Taiwans Tempel waren von jeher nicht nur Gotteshäuser, sondern auch der wichtigste Schauplatz für Aktivitäten in den Gemeinden. Trotz des stärker werdenden Wettbewerbs mit anderen Stätten vergrößern viele Tempel ihr Angebot an Kulturveranstaltungen.

Beim Stichwort Tempel fallen spontan Bilder von bunten Festen ein, bei denen Tausende von Gläubigen und Zuschauern am Straßenrand stehen, während überlebensgroße, schwingende Puppendarstellungen der Götter von Trommeln und explodierenden Feuerwerkskörpern begleitet an ihnen vorbeiziehen. Stelzenläufer überragen die Zuschauer, Löwentänzer schlängeln sich durch die Straßen, um den Geschäftsleuten am Ort Glück zu bringen, und Gruppen von Tempelangehörigen mit stark geschminkten Gesichtern und in traditionellen Kostümen tragen große, aufwendig geschnitzte Sänften für die Götter. Die Sinne werden von grellen Farben, ohrenbetäubendem Lärm und dem Geruch von Knallkörpern gemischt mit den Aromen der unvermeidlichen Imbißstände überwältigt.

Diese aufregenden Prozessionen sind jedoch nur einer von vielen Höhepunkten im ereignisreichen religiösen Jahreskalender. Die Zahl der buddhistischen, taoistischen und VolksgötterTempel auf Taiwan geht in die Zehn­tausende. Ihre Größen reichen von kleinen Schreinen für den Erdgott an den Rändern der Reisfelder bis hin zu den großen, mehrstöckigen Gotteshäusern in den Städten, die auf der ganzen Insel jeden Tag von Tausenden gläubiger Taiwanesen aufgesucht werden. Unabhängig von ihrer Größe gehören die Tempel ganz selbstverständlich zum Alltag. Ob in malerischen Berggegenden oder den lebendigen Einkaufsvierteln der Städte, die zahllosen Minitempel mit nur einem Raum sind überall anzutreffen, und sie sind jederzeit geöffnet.
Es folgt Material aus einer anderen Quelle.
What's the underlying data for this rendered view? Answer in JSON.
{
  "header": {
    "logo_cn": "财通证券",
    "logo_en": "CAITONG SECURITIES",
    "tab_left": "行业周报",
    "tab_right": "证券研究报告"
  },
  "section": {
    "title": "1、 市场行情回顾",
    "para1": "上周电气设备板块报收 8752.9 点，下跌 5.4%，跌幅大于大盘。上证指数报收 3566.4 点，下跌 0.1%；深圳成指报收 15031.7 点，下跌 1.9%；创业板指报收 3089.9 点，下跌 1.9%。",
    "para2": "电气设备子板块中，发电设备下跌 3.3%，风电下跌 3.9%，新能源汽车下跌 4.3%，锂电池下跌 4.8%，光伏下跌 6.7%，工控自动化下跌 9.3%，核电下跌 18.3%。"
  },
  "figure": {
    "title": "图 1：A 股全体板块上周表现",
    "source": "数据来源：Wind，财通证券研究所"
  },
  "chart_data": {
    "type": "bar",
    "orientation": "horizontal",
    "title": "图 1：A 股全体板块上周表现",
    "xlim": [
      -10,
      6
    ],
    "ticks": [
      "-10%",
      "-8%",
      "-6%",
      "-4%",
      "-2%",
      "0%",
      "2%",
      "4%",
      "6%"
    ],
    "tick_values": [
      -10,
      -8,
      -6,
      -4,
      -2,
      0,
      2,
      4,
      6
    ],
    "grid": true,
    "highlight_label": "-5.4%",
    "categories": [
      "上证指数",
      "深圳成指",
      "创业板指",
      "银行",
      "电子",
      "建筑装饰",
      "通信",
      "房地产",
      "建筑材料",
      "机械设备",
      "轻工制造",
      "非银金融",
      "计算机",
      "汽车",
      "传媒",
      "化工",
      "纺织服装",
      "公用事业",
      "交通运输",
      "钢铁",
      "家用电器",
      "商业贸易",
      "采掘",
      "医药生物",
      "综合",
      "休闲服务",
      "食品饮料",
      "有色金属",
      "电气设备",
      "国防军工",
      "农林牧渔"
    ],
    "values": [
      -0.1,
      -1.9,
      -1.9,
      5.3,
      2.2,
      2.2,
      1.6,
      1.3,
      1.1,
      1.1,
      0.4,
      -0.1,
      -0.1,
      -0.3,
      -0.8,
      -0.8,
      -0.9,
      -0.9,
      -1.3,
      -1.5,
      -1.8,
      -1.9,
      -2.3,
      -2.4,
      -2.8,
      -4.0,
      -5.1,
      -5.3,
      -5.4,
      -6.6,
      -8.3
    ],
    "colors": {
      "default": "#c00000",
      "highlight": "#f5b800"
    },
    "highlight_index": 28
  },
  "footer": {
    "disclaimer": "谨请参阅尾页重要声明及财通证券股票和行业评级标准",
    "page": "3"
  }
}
In den größeren Tempeln ist Verwaltungs- und Instandhaltungspersonal erforderlich. Sie sind im allgemeinen von fünf Uhr morgens bis zehn Uhr abends geöffnet. Nur selten sind sie einmal leer. Den ganzen Tag über herrscht ein reges Kommen und Gehen der Besucher, die entweder beten, Räucherstäbchen entzünden oder die Götter bei persönlichen oder familiären Problemen um Rat und Hilfe bitten.

In einem chinesischen Tempel ist das Zwiegespräch mit den Göttern für gewöhnlich eine persönliche Sache, denn es gibt mit Ausnahme hoher Festtage keine formellen Gottesdienste. Viele Gläubige bleiben nur für einen kurzen Moment am Tempeleingang stehen, wo sie ihre Hände zusammenpressen und sich in Richtung der am Hauptaltar aufgereihten Götterstatuen verbeugen. Andere nehmen sich mehr Zeit, kommen herein, kaufen Räucherstäbchen und bewegen sich langsam von Nische zu Nische, um mit den auf den verschiedenen Altären repräsentierten Göttern oder Bodhisattvas zu kommunizieren.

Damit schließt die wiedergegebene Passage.